Medical RecordsIn Gotlin v. Lederman, 2009 U.S. Dist. LEXIS 78818 (E.D.N.Y. Sept. 1, 2009), the Plaintiff was precluded from using Italian medical records because of a failure to include the records in their initial disclosures.  

In the words of the Court, the Plaintiff’s attorney “provided virtually no discovery during the nearly eleven-month period allotted by the Court for fact discovery” and failed to attend a settlement conference. Gotlin, 3. 

It is no stretch of imagination to see how these actions resulted in the preclusion of evidence. 

Che Macello Discovery

Stack of File FoldersThe Plaintiff’s attorney belatedly produced 571 pages of “previously undisclosed, untranslated Italian medical records” on a CD-ROM after the close of expert discovery.  Gotlin, 7.  The only prior related discovery had been a 9 page report that was a summary of “the as-then-unproduced underlying Italian medical records.” Gotlin, 6. 

The Plaintiff produced the Italian medical records on August 3, 2009.  Gotlin, 7.  The Plaintiff’s attorney had received the medical records in May 2008 and had neither reviewed or translated the records.  Gotlin, 7-8.  The Plaintiff’s attorney did tell his expert about the medical records, who declined to review them.  Gotlin, 8.  The records laid in wait in the attorney’s file cabinet for over a year.   Gotlin, 8.

Initial & Supplemental Disclosures under Federal Rules of Civil Procedure Rule 26(a) & Rule 26(e)

Federal Rule of Civil Procedure Rule 26(a) requires that “a party must, without awaiting a discovery request, provide to the other parties . . . a copy — or a description by category and location — of all documents, electronically stored information, and tangible things that the disclosing party has in its possession, custody, or control and may use to support its claims or defenses.” Gotlin, 9-10, citing Fed. R. Civ. P. 26(a)(1)(A)(ii).

Federal Rule of Civil Procedure Rule 26(e) requires that a party supplement their initial disclosures or discovery responses, when they learn “that in some material respect the disclosure or response is incomplete or incorrect, and if the additional or corrective information has not otherwise been made known to the other parties during the discovery process.” Gotlin, 10, Fed. R. Civ. P. 26(e)(1)(A).

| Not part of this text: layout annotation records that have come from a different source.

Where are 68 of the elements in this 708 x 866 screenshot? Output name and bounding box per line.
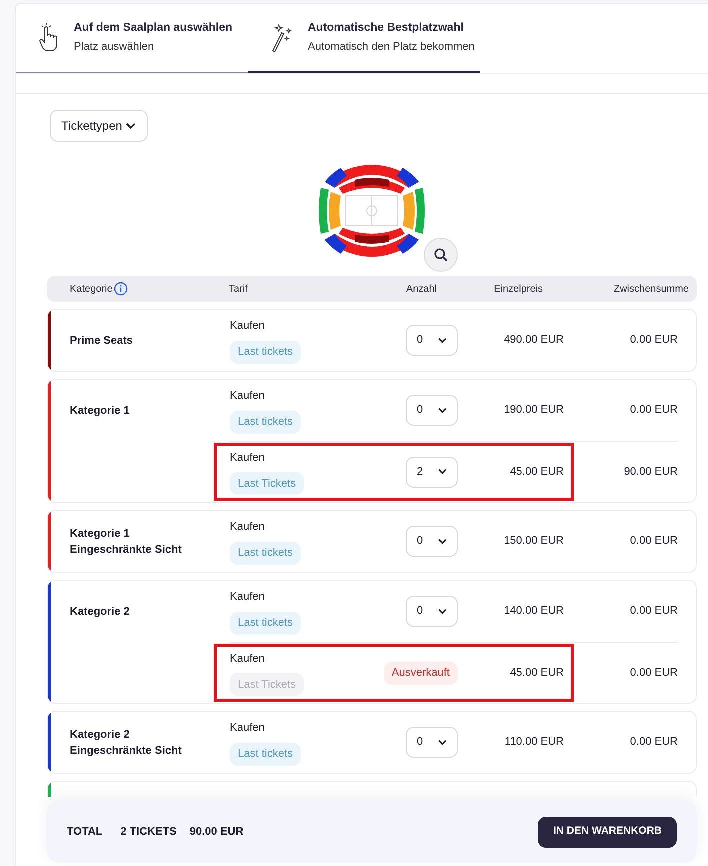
quantity-select[interactable]: 0 xyxy=(406,395,458,426)
total-label: TOTAL xyxy=(67,824,103,840)
availability-tag: Last Tickets xyxy=(230,673,304,696)
chevron-down-icon xyxy=(438,408,447,414)
search-icon xyxy=(434,248,448,262)
tab-title: Automatische Bestplatzwahl xyxy=(308,20,465,36)
unit-price: 110.00 EUR xyxy=(504,735,564,750)
chevron-down-icon xyxy=(126,122,136,130)
subtotal: 0.00 EUR xyxy=(630,735,678,750)
category-name: Prime Seats xyxy=(70,334,133,348)
tab-title: Auf dem Saalplan auswählen xyxy=(74,21,232,36)
unit-price: 150.00 EUR xyxy=(504,534,564,550)
tab-subtitle: Automatisch den Platz bekommen xyxy=(308,40,475,55)
quantity-select[interactable]: 0 xyxy=(406,526,458,557)
subtotal: 0.00 EUR xyxy=(630,666,678,681)
tariff-label: Kaufen xyxy=(230,319,265,334)
quantity-select[interactable]: 2 xyxy=(406,456,458,488)
mode-tab[interactable]: Automatische Bestplatzwahl Automatisch den Platz bekommen xyxy=(248,4,480,73)
quantity-select[interactable]: 0 xyxy=(406,325,458,356)
tariff-label: Kaufen xyxy=(230,721,265,736)
chevron-down-icon xyxy=(438,608,447,614)
subtotal: 0.00 EUR xyxy=(630,333,678,348)
availability-tag: Last tickets xyxy=(230,612,302,635)
unit-price: 190.00 EUR xyxy=(504,403,564,418)
column-header: Anzahl xyxy=(406,282,437,296)
quantity-select[interactable]: 0 xyxy=(406,596,458,627)
category-name: Kategorie 2 xyxy=(70,604,130,620)
availability-tag: Last tickets xyxy=(230,340,302,364)
chevron-down-icon xyxy=(438,740,447,746)
availability-tag: Last tickets xyxy=(230,410,302,434)
column-header: Einzelpreis xyxy=(494,282,543,296)
availability-tag: Last tickets xyxy=(230,542,302,565)
tab-subtitle: Platz auswählen xyxy=(74,40,156,56)
category-name: Kategorie 1 Eingeschränkte Sicht xyxy=(70,526,183,558)
unit-price: 490.00 EUR xyxy=(504,333,564,348)
column-header: Kategorie xyxy=(70,282,113,296)
availability-tag: Last Tickets xyxy=(230,472,304,496)
chevron-down-icon xyxy=(438,538,447,544)
magic-wand-icon xyxy=(270,22,294,52)
sold-out-badge: Ausverkauft xyxy=(384,662,458,684)
mode-tab[interactable]: Auf dem Saalplan auswählen Platz auswählen xyxy=(16,4,248,73)
chevron-down-icon xyxy=(438,469,447,475)
add-to-cart-button[interactable]: IN DEN WARENKORB xyxy=(538,816,677,848)
column-header: Zwischensumme xyxy=(614,282,689,296)
tariff-label: Kaufen xyxy=(230,389,265,404)
category-name: Kategorie 1 xyxy=(70,404,130,418)
tariff-label: Kaufen xyxy=(230,590,265,606)
subtotal: 0.00 EUR xyxy=(630,403,678,418)
subtotal: 0.00 EUR xyxy=(630,604,678,620)
quantity-select[interactable]: 0 xyxy=(406,727,458,758)
ticket-count: 2 TICKETS xyxy=(120,824,177,840)
tariff-label: Kaufen xyxy=(230,652,265,667)
chevron-down-icon xyxy=(438,338,447,344)
zoom-button[interactable] xyxy=(424,238,458,272)
hand-pointer-icon xyxy=(38,23,60,53)
unit-price: 140.00 EUR xyxy=(504,604,564,620)
ticket-type-dropdown[interactable]: Tickettypen xyxy=(50,110,148,142)
subtotal: 90.00 EUR xyxy=(624,464,678,480)
category-name: Kategorie 2 Eingeschränkte Sicht xyxy=(70,728,183,758)
column-header: Tarif xyxy=(229,282,248,296)
availability-tag: Last tickets xyxy=(230,742,302,766)
tariff-label: Kaufen xyxy=(230,520,265,536)
total-amount: 90.00 EUR xyxy=(190,824,244,840)
tariff-label: Kaufen xyxy=(230,450,265,466)
subtotal: 0.00 EUR xyxy=(630,534,678,550)
unit-price: 45.00 EUR xyxy=(510,464,564,480)
info-icon[interactable] xyxy=(114,282,128,296)
unit-price: 45.00 EUR xyxy=(510,666,564,681)
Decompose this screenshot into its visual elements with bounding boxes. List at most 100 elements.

The duty to supplement a discovery response is triggered when a lawyer “obtains actual knowledge that a prior response is incorrect.” Gotlin, 10, citing Zubulake v. UBS Warburg LLC, 229 F.R.D. 422, 433 (S.D.N.Y. 2004).

The Preclusion of the Italian Medical Records

The Plaintiff had no justification in not producing the Italian medical records.  These records should have been included in the Plaintiff’s initial disclosures and should have been produced pursuant to the Defendant’s discovery requests.  Gotlin, 13.  The Plaintiff’s attorney only excuse was his difficulty in “juggling 20 clients.”  Gotlin, 14.

As the Court stated:

In this connection, [Plaintiff’s attorney] essentially admits that his failure to disclose was due to his own neglect…which, unfortunately, represents yet another example of [Plaintiff’s attorney] having failed to competently manage his discovery obligations in this case. Simply put, in circumstances such as these, attorney neglect or oversight is not an acceptable explanation for failure to disclose. Gotlin, 14.

Football referee showing the red cardThe Court evaluated three factors in deciding whether to preclude the use of the Italian medical records.  These interests were 1) The Explanation for the Failure to Disclose 2) Importance of the Evidence, and 3) Prejudice Against the Defendants for the Failure to Disclose.  Gotlin, 14-17. 

The Court found the attorney’s answer “unsatisfactory” for not producing the Italian medical records.  Gotlin, 14. Having an active caseload is not an excuse for failing to meet your discovery obligations.

The Court found the evidence could have some importance on the Plaintiff’s quality of life, despite the fact the records sat untranslated in a file cabinet for a year.  Gotlin, 15-16. 

As for the prejudice, there would be costs for translation, delays and even a possible trial continuance.  Gotlin, 16-17.  Expert discovery would also likely need to be reopened to evaluate the medical reports. 

The Court found the factors weighed in favor of precluding the evidence, given the amount of time that had past and the prejudice upon the Defendants, pursuant to Federal Rule of Civil Procedure Rule 37(c).  Gotlin, 17-18.

Bow Tie Lessons

Discovery cannot sit on the shelf and collect dust if a party intends to use it in their case.  The challenge with hard drives full of electronically stored information can compound this issue if attorneys do not access and analyze their cases with their clients once litigation is reasonably foreseeable.